Full Report
Eurail B.V., a European travel operator that provides digital passes covering 33 national railways, says attackers stole the personal information of over 300,000 individuals in a December 2025 data breach. [...]
Analysis Summary
# Incident Report: Eurail B.V. December 2025 Data Breach
## Executive Summary
Eurail B.V., a Netherlands-based European travel operator, suffered a significant data breach in late 2025 involving the unauthorized exfiltration of a customer database. The incident resulted in the compromise of personal and sensitive information belonging to approximately 308,777 individuals, including travel pass holders and DiscoverEU program participants. Evidence suggests the stolen data was subsequently offered for sale on the dark web and sampled on Telegram.
## Incident Details
- **Discovery Date:** February 25, 2026 (Full impact determined)
- **Incident Date:** December 26, 2025
- **Affected Organization:** Eurail B.V.
- **Sector:** Transportation / Travel / Tourism
- **Geography:** Netherlands (HQ); Global impact (33 national railways covered)
## Timeline of Events
### Initial Access
- **Date/Time:** On or before December 26, 2025.
- **Vector:** Breach of a customer database (Specific technical entry vector not disclosed).
- **Details:** Unauthorized actors gained access to the network and identified file repositories containing traveler information.
### Lateral Movement
- **Details:** The threat actor navigated the network to reach the customer database and file systems used for traveler documentation and the Rail Planner app infrastructure.
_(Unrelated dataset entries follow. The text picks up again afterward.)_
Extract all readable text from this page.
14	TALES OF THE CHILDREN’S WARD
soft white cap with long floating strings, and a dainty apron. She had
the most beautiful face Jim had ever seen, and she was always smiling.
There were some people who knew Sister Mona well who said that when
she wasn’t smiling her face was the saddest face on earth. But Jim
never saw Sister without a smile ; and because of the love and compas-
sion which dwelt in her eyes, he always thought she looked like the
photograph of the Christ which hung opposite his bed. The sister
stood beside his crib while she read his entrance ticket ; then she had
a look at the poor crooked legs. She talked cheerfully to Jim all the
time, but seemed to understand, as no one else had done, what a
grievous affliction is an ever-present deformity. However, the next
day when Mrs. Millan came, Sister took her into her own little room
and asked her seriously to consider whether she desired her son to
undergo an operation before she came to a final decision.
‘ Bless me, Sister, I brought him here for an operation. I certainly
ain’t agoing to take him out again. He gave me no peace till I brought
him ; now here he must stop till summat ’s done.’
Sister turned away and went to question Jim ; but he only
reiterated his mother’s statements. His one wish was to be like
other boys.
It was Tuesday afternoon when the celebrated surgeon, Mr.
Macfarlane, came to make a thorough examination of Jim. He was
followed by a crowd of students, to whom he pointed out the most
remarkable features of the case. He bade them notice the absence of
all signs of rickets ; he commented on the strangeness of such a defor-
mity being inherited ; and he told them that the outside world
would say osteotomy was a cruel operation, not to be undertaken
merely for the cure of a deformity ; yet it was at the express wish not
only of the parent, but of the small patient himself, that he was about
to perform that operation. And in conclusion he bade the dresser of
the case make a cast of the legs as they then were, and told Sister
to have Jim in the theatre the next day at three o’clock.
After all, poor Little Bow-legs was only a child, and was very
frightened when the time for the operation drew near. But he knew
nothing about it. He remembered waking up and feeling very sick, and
### Data Exfiltration/Impact
- **Date:** December 26, 2025.
- **Details:** Unauthorized actors transferred files from the Eurail network to external locations.
- **Dark Web Activity:** Threat actors published a sample of the stolen data on Telegram and attempted to sell the full database on dark web forums.
### Detection & Response
- **Initial Disclosure:** February 2026 (Initial public warning of a database breach).
- **Impact Identification:** February 25, 2026 (Eurail concluded the specific data points and individuals affected).
- **Notification:** March 27, 2026 (Notification letters sent to affected individuals/Attorney Generals).
## Attack Methodology
*Based on the provided article, specific technical techniques used for persistence and evasion were not disclosed.*
- **Initial Access:** Unauthorized access to customer database.
- **Collection:** Gathering of files containing PII and travel documentation.
- **Exfiltration:** Transfer of files from the corporate network on Dec 26.
- **Impact:** Data theft and extortion (sale of data on dark web).
## Impact Assessment
- **Financial:** Possible secondary fraud; monitoring costs for affected users.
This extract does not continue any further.